La antítesis a De Palma

La diferencia entre Soderbergh y De Palma es una cuestión de estilo: un cineasta tan cerebral como Soderbergh, que busca explicaciones debajo de las piedras, es la antítesis al exuberantemente absurdo universo de De Palma. Responsable de la fotografía y el montaje, el director de «Che» necesita que todas las piezas cuadren, por muy ridículas que sean. La racionalidad de su puesta en escena echa a perder la dimensión enloquecida de la historia, que De Palma habría exprimido hasta la última gota. Probablemente Soderbergh sea el loco del que hablaba Chesterton: razón no le falta.

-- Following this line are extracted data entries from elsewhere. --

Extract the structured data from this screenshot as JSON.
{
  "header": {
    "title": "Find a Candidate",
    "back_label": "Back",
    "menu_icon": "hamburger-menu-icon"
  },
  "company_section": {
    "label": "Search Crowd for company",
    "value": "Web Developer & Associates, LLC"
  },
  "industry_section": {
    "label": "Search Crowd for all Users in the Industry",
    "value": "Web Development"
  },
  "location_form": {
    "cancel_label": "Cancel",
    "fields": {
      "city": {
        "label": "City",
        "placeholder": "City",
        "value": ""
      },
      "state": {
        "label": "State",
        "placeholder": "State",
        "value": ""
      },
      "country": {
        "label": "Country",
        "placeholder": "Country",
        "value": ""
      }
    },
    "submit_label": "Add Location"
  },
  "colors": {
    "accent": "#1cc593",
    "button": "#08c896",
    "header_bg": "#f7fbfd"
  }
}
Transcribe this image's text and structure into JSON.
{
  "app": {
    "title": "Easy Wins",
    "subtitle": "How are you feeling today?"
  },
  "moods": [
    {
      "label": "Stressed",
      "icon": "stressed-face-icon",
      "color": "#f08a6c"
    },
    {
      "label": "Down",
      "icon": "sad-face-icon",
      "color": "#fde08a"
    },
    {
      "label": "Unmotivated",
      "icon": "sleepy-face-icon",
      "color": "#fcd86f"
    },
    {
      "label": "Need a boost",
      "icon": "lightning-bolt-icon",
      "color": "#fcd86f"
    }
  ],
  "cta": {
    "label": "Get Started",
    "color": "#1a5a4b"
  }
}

Panahi, cine sin arresto domiciliario

Hace tres años, el director artístico de la Berlinale, Dieter Kosslick, dejó una silla vacía en el jurado del festival, la silla que el gobierno iraní no permitía que ocupara Jafar Panahi, encarcelado en su propia casa y condenado a veinte años sin dirigir cine. Era justicia poética que la segunda película que Panahi, levantado su arresto domiciliario, rueda en la clandestinidad, formara parte de la sección oficial. Ayer el co-director de «Pardé» (o «Closed Curtain», en su título en inglés), Kamboziya Partovi, reivindicaba el decisivo papel del autor de «El círculo» en dar voz a los cineastas de su país, aplastados por la censura. El filme, mucho más insatisfactorio que el magnífico «Esto no es una película», traslada las reflexiones de aquél a un terreno más alegórico. Los fantasmas de la imaginación de Panahi están encerrados en su casa de veraneo, a orillas del mar, y aparecen y desaparecen sin que sepamos si son reales o imaginarios; si, en fin, el miedo que les lleva a ocultarse es fruto de una sociedad pseudodistópica, donde se castiga a los que tienen perro, o pertenece a los dominios obsesivos de un director que, ahora mismo, sólo puede hablar de su condición de paria, y que irrumpe a mitad del metraje como si el verdadero fantasma fuera él. Funciona mucho mejor el discurso metaficcional de este juego de espejos que su denuncia política, pero lo más grave es que la idea que sustenta el filme daría para un corto, no para un largo de ficción.